Le texte de Chamboredon et Lemaire à été publié en 1970 dans La revue française de sociologie, tandis que celui de Tissot est un article récent de septembre 2005, paru dans la revue Actes de la recherche en sciences sociales.
Ils traitent tous deux du logement social et des difficultés et problématiques que rencontre la population constitutive de ce type de construction. Ils abordent en parallèle le thème de mixité sociale, notion qui en 1970, n'avait pas d'appellation propre.
Avant toute chose, il s'avère nécessaire de retracer l'évolution historique du logement social français, dans l'optique d'avoir une approche plus complète des deux textes.
Après la seconde guerre mondiale, l'Etat doit répondre à la forte demande en logement provoquée par les destructions massives d'habitations et l'augmentation des natalités et de l'immigration. Il est donc confronté à la nécessité de construire vite, en quantité et à bon marché. Pour cela, il concentre le plus possible les programmes immobiliers sur un nombre restreint d'espace.
A la fin des années 50 et pendant toute la décennie 60, habiter dans les grands ensembles HLM représente une promotion. De nombreux français issus de différents milieux sociaux veulent accéder aux nouveaux logements collectifs qui disposent du « tout confort ».

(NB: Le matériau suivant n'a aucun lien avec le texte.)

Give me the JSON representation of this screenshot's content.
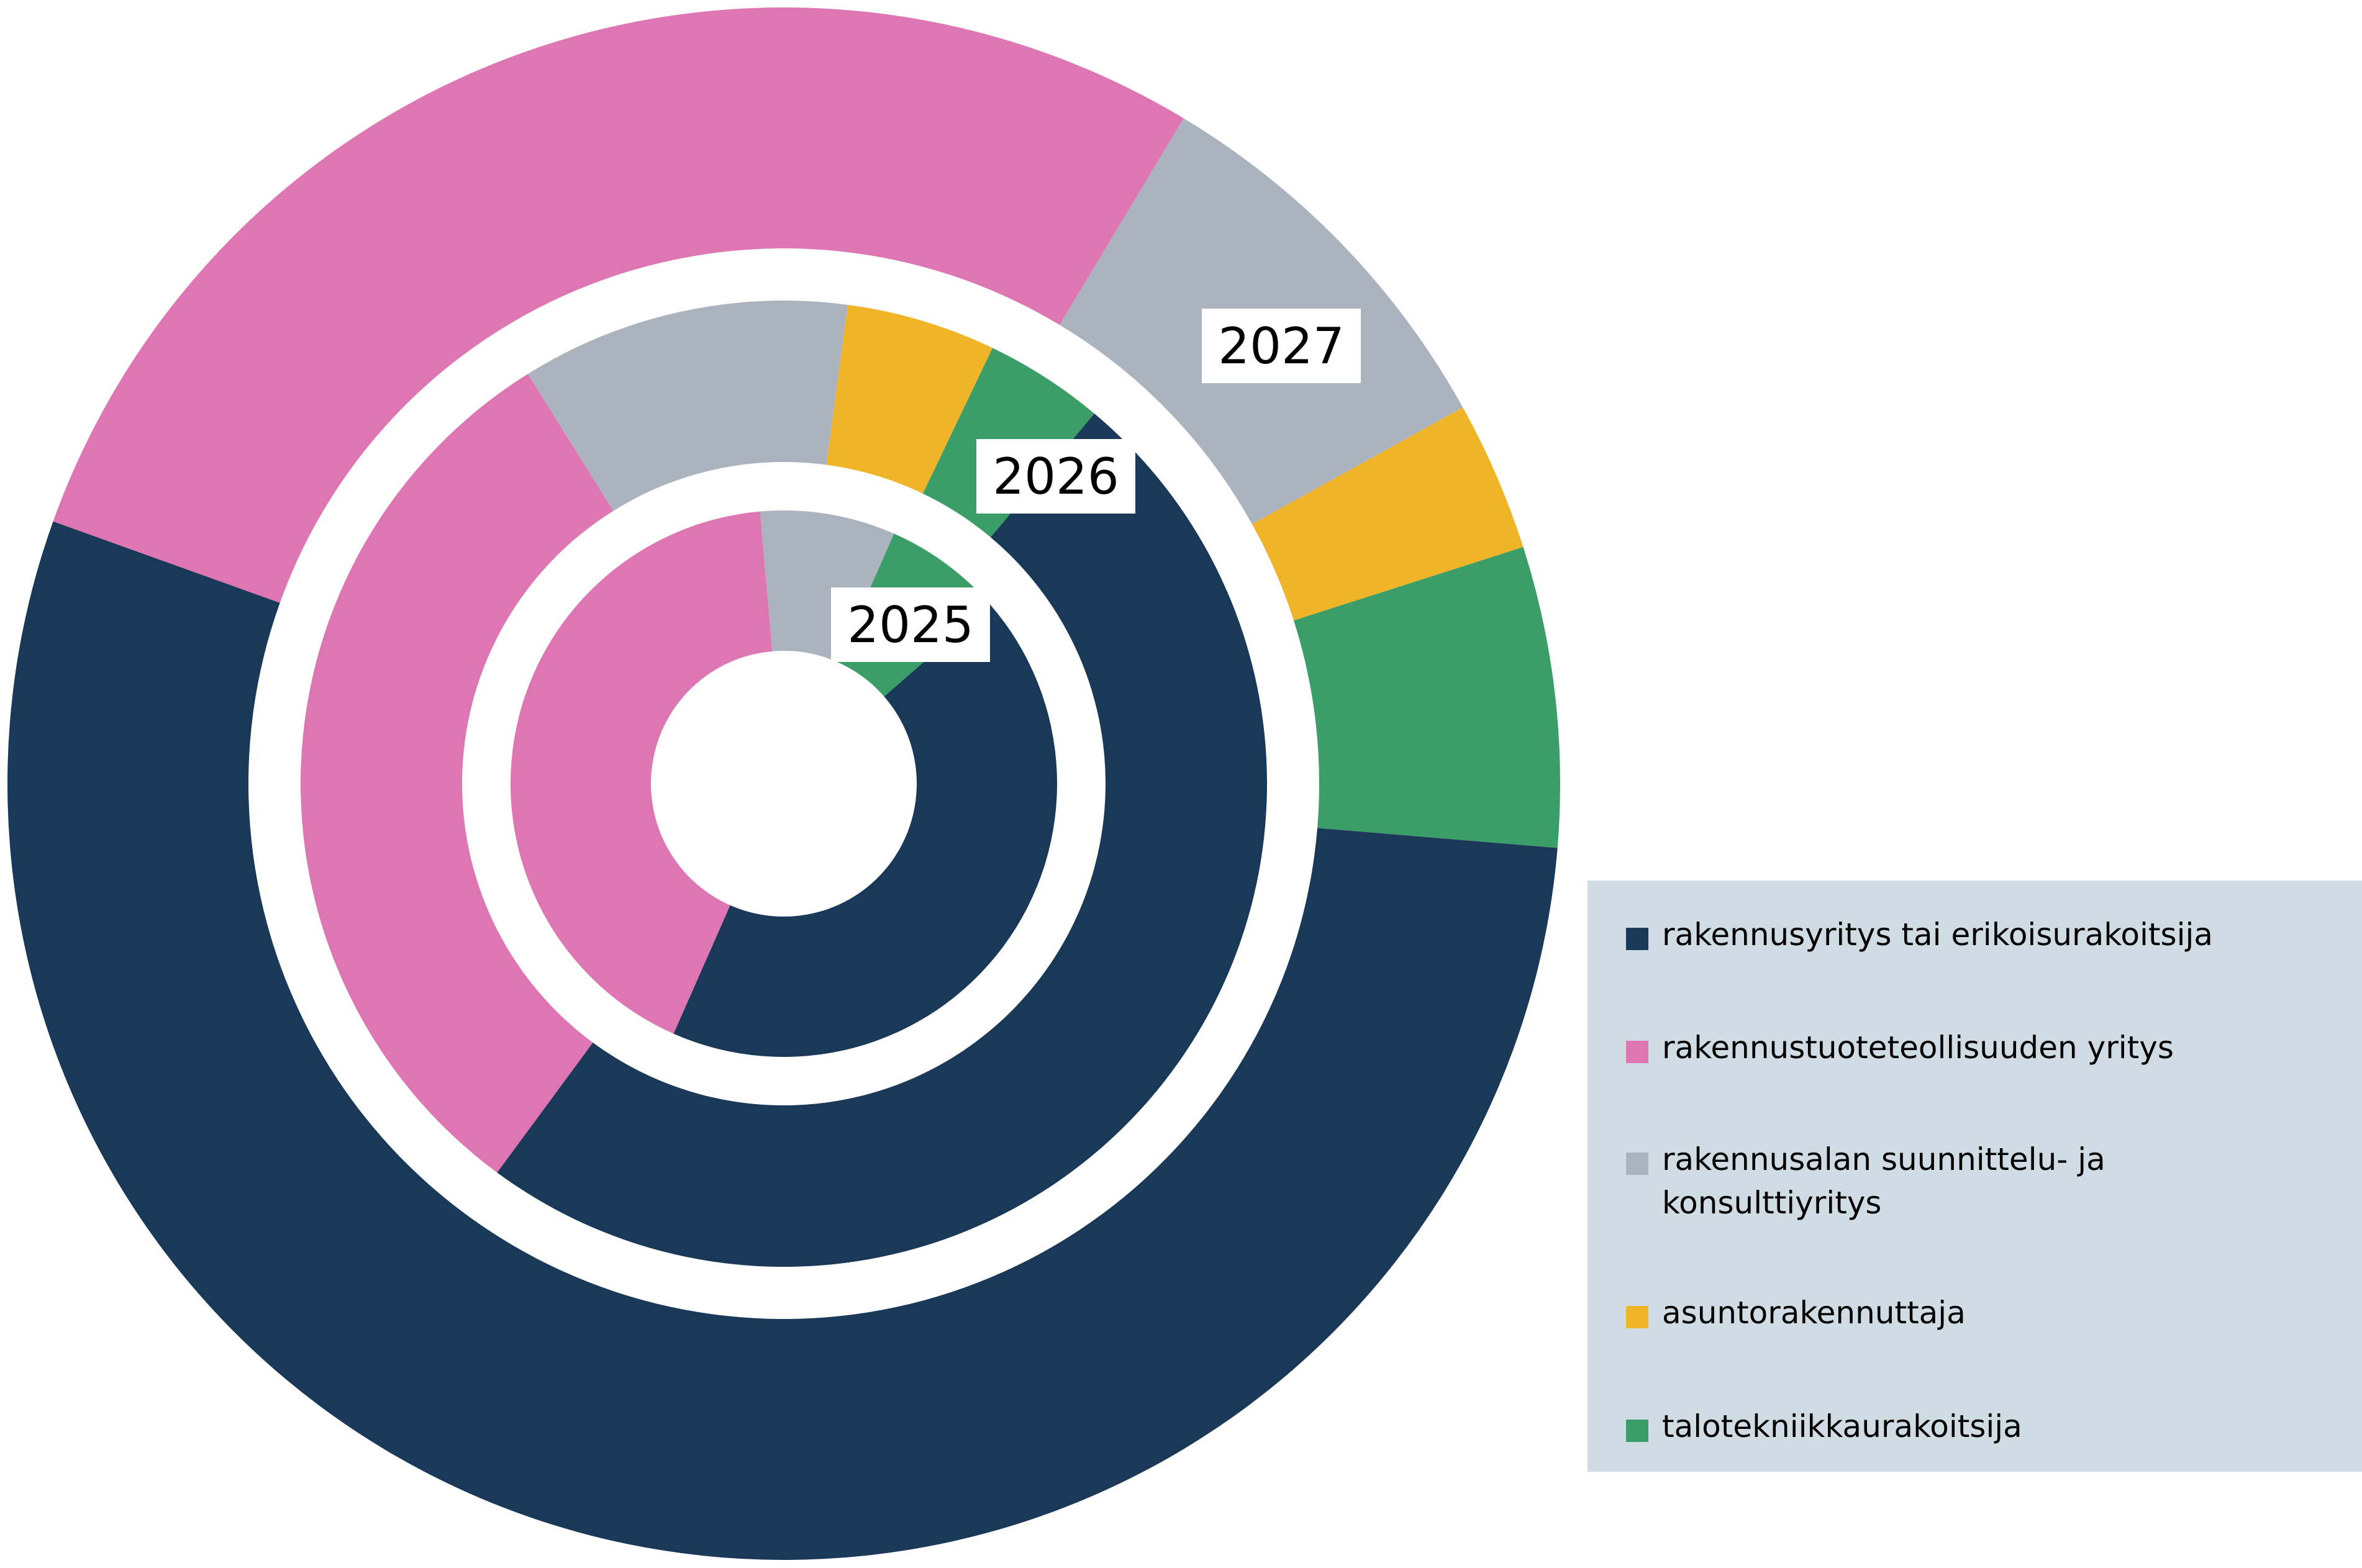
{
  "chart_data": {
    "type": "nested-donut",
    "title": "",
    "categories": [
      "rakennusyritys tai erikoisurakoitsija",
      "rakennustuoteteollisuuden yritys",
      "rakennusalan suunnittelu- ja konsulttiyritys",
      "asuntorakennuttaja",
      "talotekniikkaurakoitsija"
    ],
    "colors": [
      "#1a3858",
      "#de76b3",
      "#abb3be",
      "#f0b429",
      "#3b9d68"
    ],
    "series": [
      {
        "name": "2025",
        "values": [
          43,
          42,
          8,
          0,
          7
        ]
      },
      {
        "name": "2026",
        "values": [
          49,
          31,
          11,
          5,
          4
        ]
      },
      {
        "name": "2027",
        "values": [
          52,
          27,
          8,
          3,
          6
        ]
      }
    ],
    "legend_position": "right-bottom"
  },
  "legend": {
    "items": [
      "rakennusyritys tai erikoisurakoitsija",
      "rakennustuoteteollisuuden yritys",
      "rakennusalan suunnittelu- ja konsulttiyritys",
      "asuntorakennuttaja",
      "talotekniikkaurakoitsija"
    ]
  }
}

Les convoitises à l'égard des grands ensembles tendront cependant, rapidement à s'estomper lorsque l'opinion publique prendra conscience des problèmes qu'ils engendrent : marginalisation de la population, médiocrité générale des logements et des espaces mais également, et c'est ce dont nous allons traiter : le fait que l'agrégation d'individus devait dans l'idéologie permettre l'élaboration de liens sociaux ; mais qu'en pratique ce type d'habitat rapproche des catégories sociales pour lesquelles les formes de sociabilité diffèrent.
Dés le milieu des années 70, les pouvoirs publics devront donc prendre des initiatives en vue de redonner au logement social une image valorisée et de permettre au secteur HLM de répondre encore mieux à ses objectifs initiaux d'accueil des classes populaires.
La fin des années 90, voit la constitution de nouveaux villages et des quartiers collectifs à échelle humaine, attentifs aux espaces publics, respectueux de l'environnement et de leur site d'implantation, qui répondent aux attentes des habitants. Mais les problèmes persistent.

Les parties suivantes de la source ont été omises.